No patient showed primary resistance to larotrectinib, defined as a best response of PD (Drilon et al. 2018). Acquired resistance to larotrectinib, defined as PD after objective response or SD for at least 6 months (Drilon et al. 2018; Jackman et al. 2010), was observed in 1 patient (16%). The patient underwent repeated testing to determine the mechanisms of acquired resistance to larotrectinib. Histopathology of a soft tissue sample of the neck revealed avital squamous keratinized epithelium with evidence of squamous cell carcinoma. A second next generation sequencing (NGS) performed did not exhibit the same mutation profile as the initial tissue sample of a lung metastasis: the presence of a NTRK1 fusion was not confirmed, potentially explaining the lack of response in this patient. Whether the histopathological result represents squamous cell differentiation at metastatic site before or during treatment with larotrectinib or involvement by concomitant squamous cell carcinoma from another organ remains a matter of debate. Furthermore, no known larotrectinib-resistant mutation was detected. Drilon et al. found acquired resistance to larotrectinib in 2 patients: repeated testing after PD revealed mutations in the kinase domain affecting the NTRK gene involved in the fusion (Drilon et al. 2017). A next-generation TRK inhibitor can potentially overcome acquired resistance to earlier-generation TRK inhibitors (Drilon et al. 2017).

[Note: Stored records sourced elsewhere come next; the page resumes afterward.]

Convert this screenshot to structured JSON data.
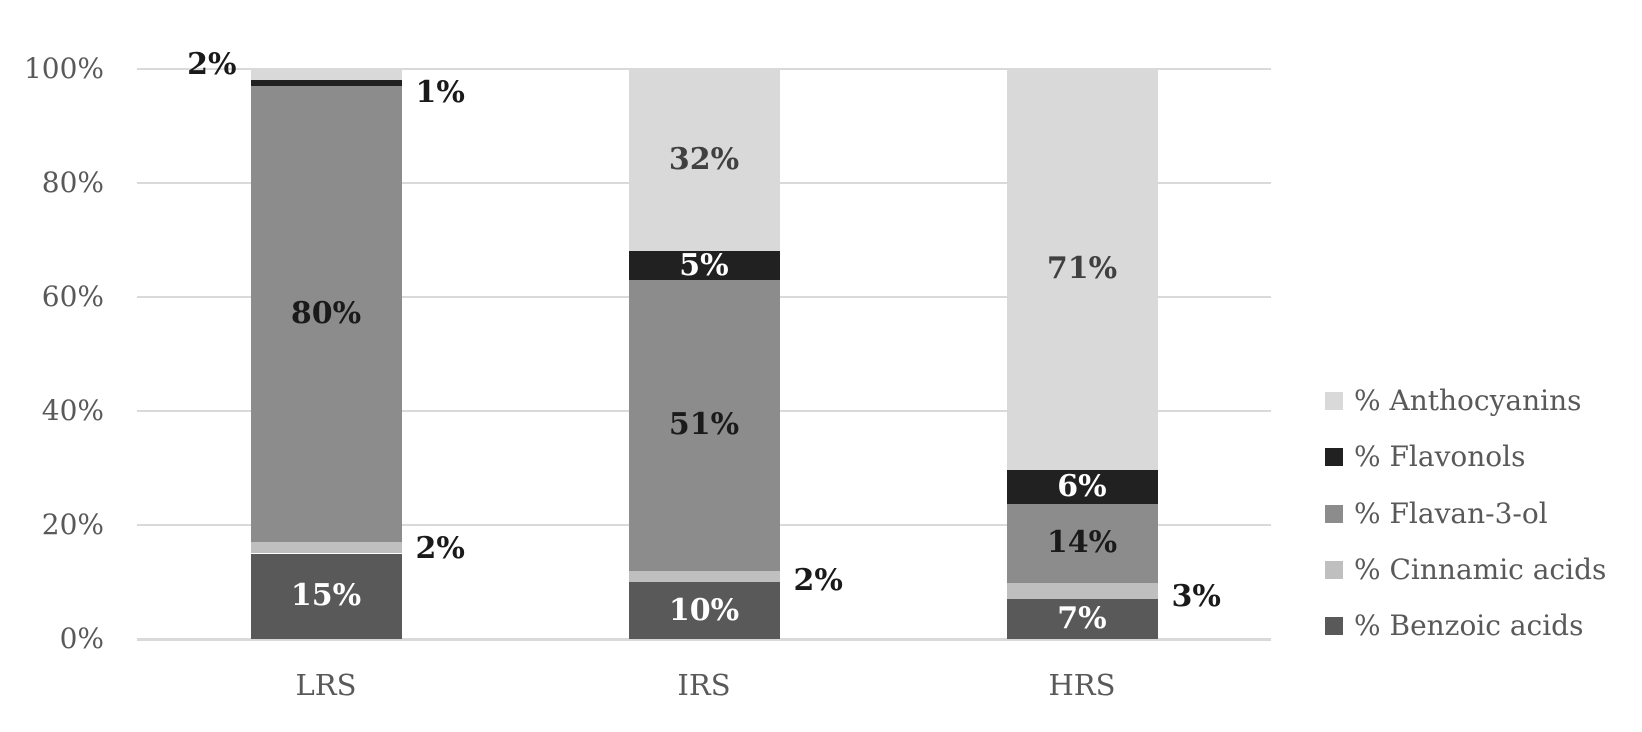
{
  "figure": {
    "background": "#ffffff",
    "grid_color": "#d9d9d9",
    "axis_text_color": "#595959"
  },
  "chart_data": {
    "type": "bar",
    "subtype": "stacked-100-vertical",
    "title": "",
    "xlabel": "",
    "ylabel": "",
    "grid": true,
    "categories": [
      "LRS",
      "IRS",
      "HRS"
    ],
    "y_axis": {
      "range": [
        0,
        100
      ],
      "ticks": [
        {
          "label": "0%",
          "value": 0
        },
        {
          "label": "20%",
          "value": 20
        },
        {
          "label": "40%",
          "value": 40
        },
        {
          "label": "60%",
          "value": 60
        },
        {
          "label": "80%",
          "value": 80
        },
        {
          "label": "100%",
          "value": 100
        }
      ]
    },
    "series": [
      {
        "name": "% Benzoic acids",
        "color": "#595959",
        "values": [
          15,
          10,
          7
        ],
        "labels": [
          {
            "text": "15%",
            "pos": "inside",
            "color": "#ffffff"
          },
          {
            "text": "10%",
            "pos": "inside",
            "color": "#ffffff"
          },
          {
            "text": "7%",
            "pos": "inside",
            "color": "#ffffff"
          }
        ]
      },
      {
        "name": "% Cinnamic acids",
        "color": "#bfbfbf",
        "values": [
          2,
          2,
          3
        ],
        "labels": [
          {
            "text": "2%",
            "pos": "right",
            "color": "#1a1a1a",
            "dy": 1
          },
          {
            "text": "2%",
            "pos": "right",
            "color": "#1a1a1a",
            "dy": 5
          },
          {
            "text": "3%",
            "pos": "right",
            "color": "#1a1a1a",
            "dy": 6
          }
        ]
      },
      {
        "name": "% Flavan-3-ol",
        "color": "#8c8c8c",
        "values": [
          80,
          51,
          14
        ],
        "labels": [
          {
            "text": "80%",
            "pos": "inside",
            "color": "#1a1a1a"
          },
          {
            "text": "51%",
            "pos": "inside",
            "color": "#1a1a1a"
          },
          {
            "text": "14%",
            "pos": "inside",
            "color": "#1a1a1a"
          }
        ]
      },
      {
        "name": "% Flavonols",
        "color": "#212121",
        "values": [
          1,
          5,
          6
        ],
        "labels": [
          {
            "text": "1%",
            "pos": "right",
            "color": "#1a1a1a",
            "dy": 10
          },
          {
            "text": "5%",
            "pos": "inside",
            "color": "#ffffff"
          },
          {
            "text": "6%",
            "pos": "inside",
            "color": "#ffffff"
          }
        ]
      },
      {
        "name": "% Anthocyanins",
        "color": "#d9d9d9",
        "values": [
          2,
          32,
          71
        ],
        "labels": [
          {
            "text": "2%",
            "pos": "left",
            "color": "#1a1a1a",
            "dy": -10
          },
          {
            "text": "32%",
            "pos": "inside",
            "color": "#404040"
          },
          {
            "text": "71%",
            "pos": "inside",
            "color": "#404040"
          }
        ]
      }
    ],
    "legend": {
      "position": "right",
      "items": [
        {
          "label": "% Anthocyanins",
          "color": "#d9d9d9"
        },
        {
          "label": "% Flavonols",
          "color": "#212121"
        },
        {
          "label": "% Flavan-3-ol",
          "color": "#8c8c8c"
        },
        {
          "label": "% Cinnamic acids",
          "color": "#bfbfbf"
        },
        {
          "label": "% Benzoic acids",
          "color": "#595959"
        }
      ]
    }
  }
}
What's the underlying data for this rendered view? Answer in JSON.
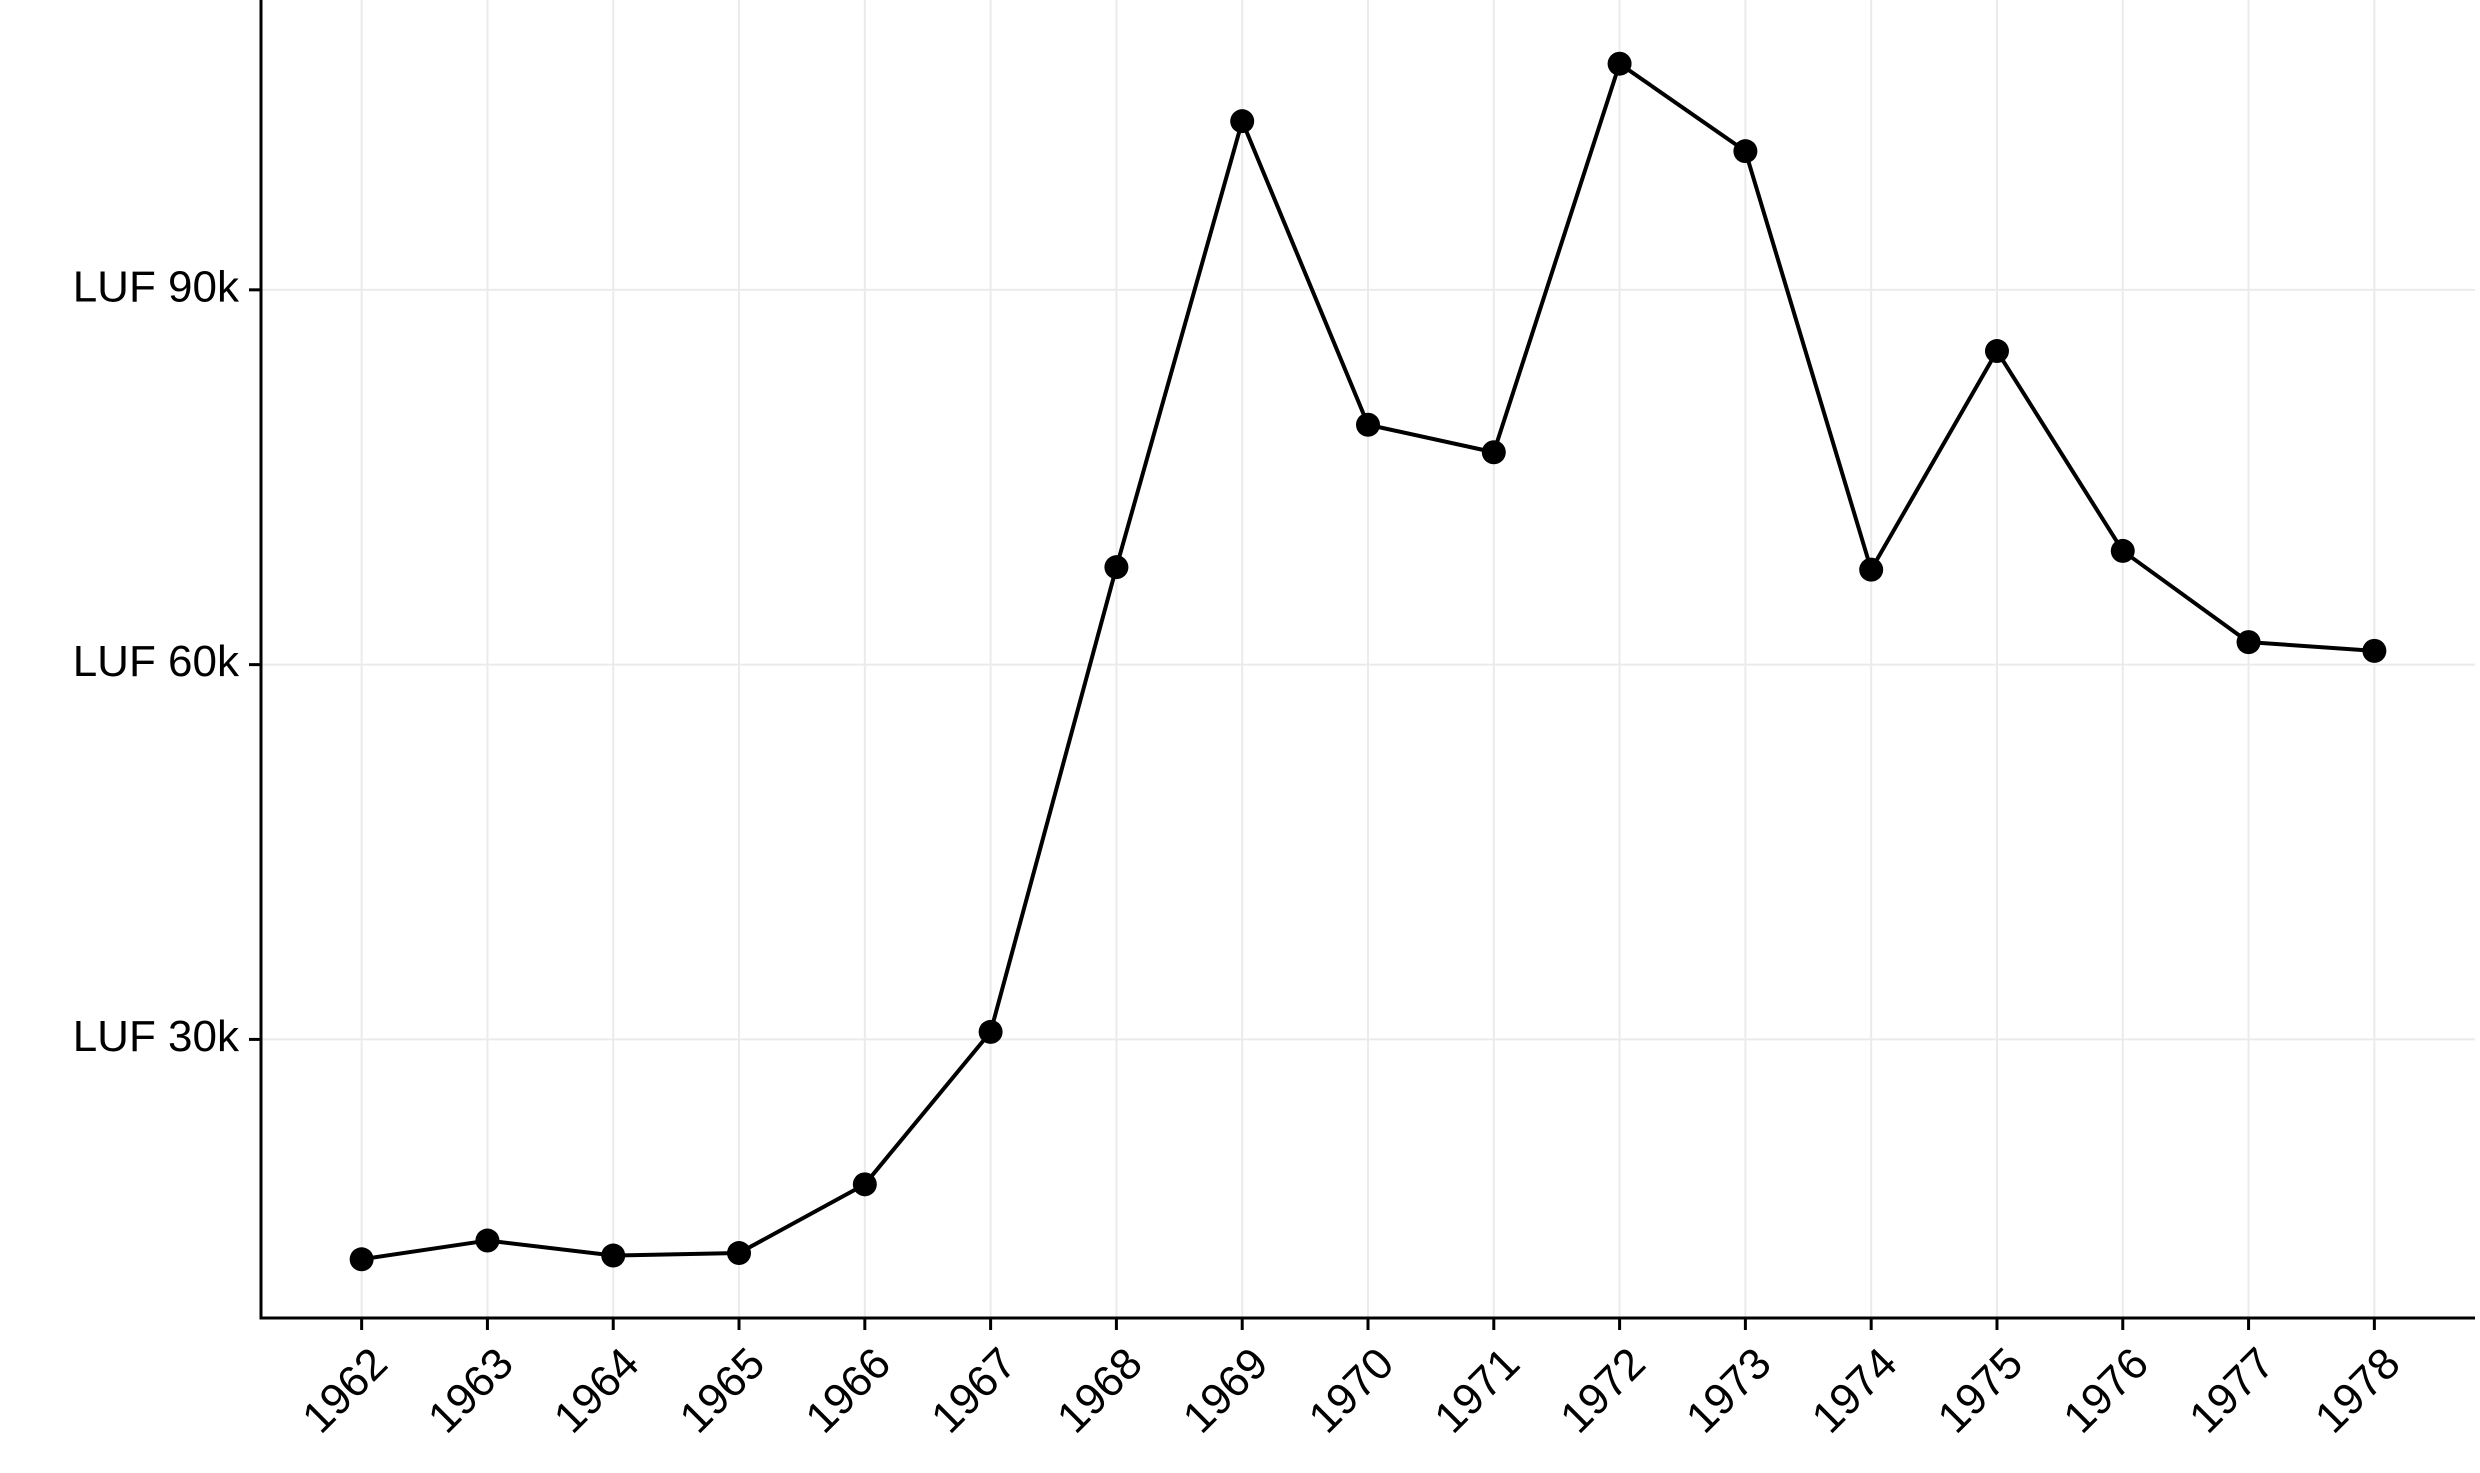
{
  "chart_data": {
    "type": "line",
    "x": [
      1962,
      1963,
      1964,
      1965,
      1966,
      1967,
      1968,
      1969,
      1970,
      1971,
      1972,
      1973,
      1974,
      1975,
      1976,
      1977,
      1978
    ],
    "series": [
      {
        "color": "#000000",
        "values": [
          12400,
          13900,
          12700,
          12900,
          18400,
          30600,
          67800,
          103500,
          79200,
          77000,
          108100,
          101100,
          67600,
          85100,
          69100,
          61800,
          61100
        ]
      }
    ],
    "xlim": [
      1961.2,
      1978.8
    ],
    "xticks": [
      1962,
      1963,
      1964,
      1965,
      1966,
      1967,
      1968,
      1969,
      1970,
      1971,
      1972,
      1973,
      1974,
      1975,
      1976,
      1977,
      1978
    ],
    "ylim": [
      7700,
      113200
    ],
    "yticks": [
      {
        "value": 30000,
        "label": "LUF 30k"
      },
      {
        "value": 60000,
        "label": "LUF 60k"
      },
      {
        "value": 90000,
        "label": "LUF 90k"
      }
    ],
    "grid": true
  }
}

Based on recent evidence long-term administration of larotrectinib appears feasible (Hong et al. 2020). Maximum treatment duration in our cohort was 30 months and two patients are still receiving treatment with larotrectinib at data cut-off. The favorable safety and tolerability profile in our cohort is consistent with the published data without grade 4/5 adverse events in our cohort (Drilon et al. 2018).

Our study of six NTRK fusion-positive advanced TC patients treated with larotrectinib at five specialized centers in Germany and Austria has some limitations: missing data due to its retrospective nature, small patient number, lack of systematic follow-up, heterogeneity of patient management, and the evaluation of imagings by different radiologists.

Conclusion

We demonstrate that larotrectinib, a highly selective TRK inhibitor, is an effective drug in patients with locally advanced or metastatic NTRK fusion-positive TC, regardless of the therapy line. Additional real-world data from a larger cohort of TC patients with a longer follow-up are needed, as well as data comparing larotrectinib to standard of care.